It might be the digital age, but card-giving is still in vogue. Unlike floppy disks or dial-up connections, greeting cards manage to survive the technological changes, becoming a valuable product still, especially among millennials. Although some opt for handmade cards made with an embossing folder, a large majority of customers choose to buy their greeting cards in-store.
Greeting cards are so popular that Americans buy about 6.5 billion cards every year. And the holiday season accounts for 1.6 million cards sold.
But what crucial role do greeting cards and letters play, especially in a world where digital communication reigns supreme?
Still Going Strong in the Digital Age
Forty years ago, sending and receiving Christmas cards served as a declaration of adulthood and the establishment of one’s home. More than just a greeting, these cards communicated the events of the years,such as achievements or deaths, to family and friends.
Greeting cards still hold this personal meaning. Even though they seem disposable and kitschy at times, retail sales for the product still hit about $7.5 billion every year.
But that isn’t to say that the internet hasn’t contributed to revenue declines in the industry.
In 2015, Hallmark, the largest and oldest manufacturer of greeting cards, downsized and restructured their organization to stay competitive in spite of the digital changes.
A Preference for Retro Technologies
But why is there so much love for paper cards? It all boils down to the need for something tangible.

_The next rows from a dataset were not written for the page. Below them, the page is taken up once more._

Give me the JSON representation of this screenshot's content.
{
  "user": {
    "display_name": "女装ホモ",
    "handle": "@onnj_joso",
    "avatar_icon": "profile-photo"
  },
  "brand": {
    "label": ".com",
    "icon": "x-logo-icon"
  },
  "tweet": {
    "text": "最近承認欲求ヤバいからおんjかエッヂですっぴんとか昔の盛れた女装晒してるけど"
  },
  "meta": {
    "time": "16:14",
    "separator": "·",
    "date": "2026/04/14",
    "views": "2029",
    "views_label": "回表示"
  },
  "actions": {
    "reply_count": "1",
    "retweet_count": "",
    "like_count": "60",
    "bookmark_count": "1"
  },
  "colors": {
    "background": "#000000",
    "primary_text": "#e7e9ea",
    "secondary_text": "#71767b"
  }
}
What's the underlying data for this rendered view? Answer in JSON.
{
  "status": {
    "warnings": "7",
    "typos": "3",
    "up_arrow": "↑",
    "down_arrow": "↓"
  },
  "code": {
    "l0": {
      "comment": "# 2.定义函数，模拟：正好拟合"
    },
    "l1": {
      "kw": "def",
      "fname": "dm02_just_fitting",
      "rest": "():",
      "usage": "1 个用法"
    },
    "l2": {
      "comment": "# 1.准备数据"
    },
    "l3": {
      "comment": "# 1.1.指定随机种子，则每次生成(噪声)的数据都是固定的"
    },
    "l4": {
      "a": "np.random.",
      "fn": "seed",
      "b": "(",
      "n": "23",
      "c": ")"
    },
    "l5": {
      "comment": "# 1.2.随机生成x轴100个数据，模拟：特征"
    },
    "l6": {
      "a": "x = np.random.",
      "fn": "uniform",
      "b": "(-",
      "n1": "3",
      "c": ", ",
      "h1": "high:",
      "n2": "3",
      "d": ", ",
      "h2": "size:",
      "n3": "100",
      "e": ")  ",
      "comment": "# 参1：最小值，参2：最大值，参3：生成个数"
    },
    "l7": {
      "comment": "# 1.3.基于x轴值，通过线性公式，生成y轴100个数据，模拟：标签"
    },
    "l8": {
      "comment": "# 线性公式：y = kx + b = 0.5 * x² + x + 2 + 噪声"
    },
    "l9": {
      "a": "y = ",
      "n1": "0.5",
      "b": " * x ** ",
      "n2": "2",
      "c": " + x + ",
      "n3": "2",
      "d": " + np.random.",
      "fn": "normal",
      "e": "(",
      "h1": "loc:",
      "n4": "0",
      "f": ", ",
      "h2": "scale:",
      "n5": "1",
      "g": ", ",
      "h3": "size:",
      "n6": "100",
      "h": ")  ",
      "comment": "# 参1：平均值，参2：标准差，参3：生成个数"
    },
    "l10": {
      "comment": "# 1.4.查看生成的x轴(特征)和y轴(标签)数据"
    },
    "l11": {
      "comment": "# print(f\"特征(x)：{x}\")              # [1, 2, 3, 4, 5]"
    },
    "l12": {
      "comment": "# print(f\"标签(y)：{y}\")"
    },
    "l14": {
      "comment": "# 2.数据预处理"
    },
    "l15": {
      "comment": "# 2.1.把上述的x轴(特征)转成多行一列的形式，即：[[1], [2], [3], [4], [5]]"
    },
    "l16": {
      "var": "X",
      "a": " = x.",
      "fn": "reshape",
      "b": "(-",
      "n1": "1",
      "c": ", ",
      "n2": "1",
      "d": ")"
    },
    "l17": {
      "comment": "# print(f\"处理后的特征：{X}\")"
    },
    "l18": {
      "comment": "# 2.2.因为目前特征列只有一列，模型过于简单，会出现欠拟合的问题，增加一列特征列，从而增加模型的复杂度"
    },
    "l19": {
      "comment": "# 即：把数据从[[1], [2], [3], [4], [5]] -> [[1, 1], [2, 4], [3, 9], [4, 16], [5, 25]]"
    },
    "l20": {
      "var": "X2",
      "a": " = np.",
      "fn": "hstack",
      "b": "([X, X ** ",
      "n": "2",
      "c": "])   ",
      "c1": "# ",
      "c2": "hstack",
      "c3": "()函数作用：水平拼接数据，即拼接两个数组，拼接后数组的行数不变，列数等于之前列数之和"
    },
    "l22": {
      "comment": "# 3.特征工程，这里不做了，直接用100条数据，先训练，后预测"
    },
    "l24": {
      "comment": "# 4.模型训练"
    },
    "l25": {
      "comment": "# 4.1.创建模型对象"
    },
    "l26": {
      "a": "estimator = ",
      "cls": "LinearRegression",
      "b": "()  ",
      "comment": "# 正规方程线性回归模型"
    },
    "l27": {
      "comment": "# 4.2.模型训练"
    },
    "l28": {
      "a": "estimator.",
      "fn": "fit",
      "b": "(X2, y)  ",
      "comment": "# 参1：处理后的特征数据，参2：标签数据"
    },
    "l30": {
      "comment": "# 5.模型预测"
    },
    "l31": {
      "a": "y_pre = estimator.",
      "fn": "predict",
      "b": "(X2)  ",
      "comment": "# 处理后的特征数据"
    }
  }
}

Paul Doherty, executive director of the Greeting Card Association shares that email serves as a poor alternative to greeting cards. Unlike the latter, electronic communication fails to establish the same meaningful connection.
Baby boomers may value the convenience and speed of digital communication, but those in the under-40 age group want a more personal way to express themselves.
Growing up in an age where digital communication can easily fall victim to fraud, privacy, and identity theft, adults these days have a preference for vibrant crafts and retro technologies. These include unique pens, paper books, and vinyl records.
More than Just a Message
The resilience of paper documents and arts and crafts may come as a surprise to many. After all, those who created digital content systems thought that they could simply scrap data off the paper and dump them into a better, digital system.
But the paper is more than just a data-carrying device. It provides crucial info and makes communication consistent between the writer and reader. Although digital information is fluid and flexible, it could result in other people controlling the data or maybe even cause the data to disappear altogether.
And unlike digital information, those who receive paper cards keep them because of their sentimental value.
A Genuine Gesture
A paper card sent in the mail is more than just the message and its value, even. The gesture shows the genuine effort put forth by the sender to the receiver. And it shows the importance of that person in their life.
Nostalgia works through sensory inputs. Tangible objects can trigger memories and of the past, and make it seem like they are better than the present. Christmas and greeting cards allow people to relieve their fond memories of people and places.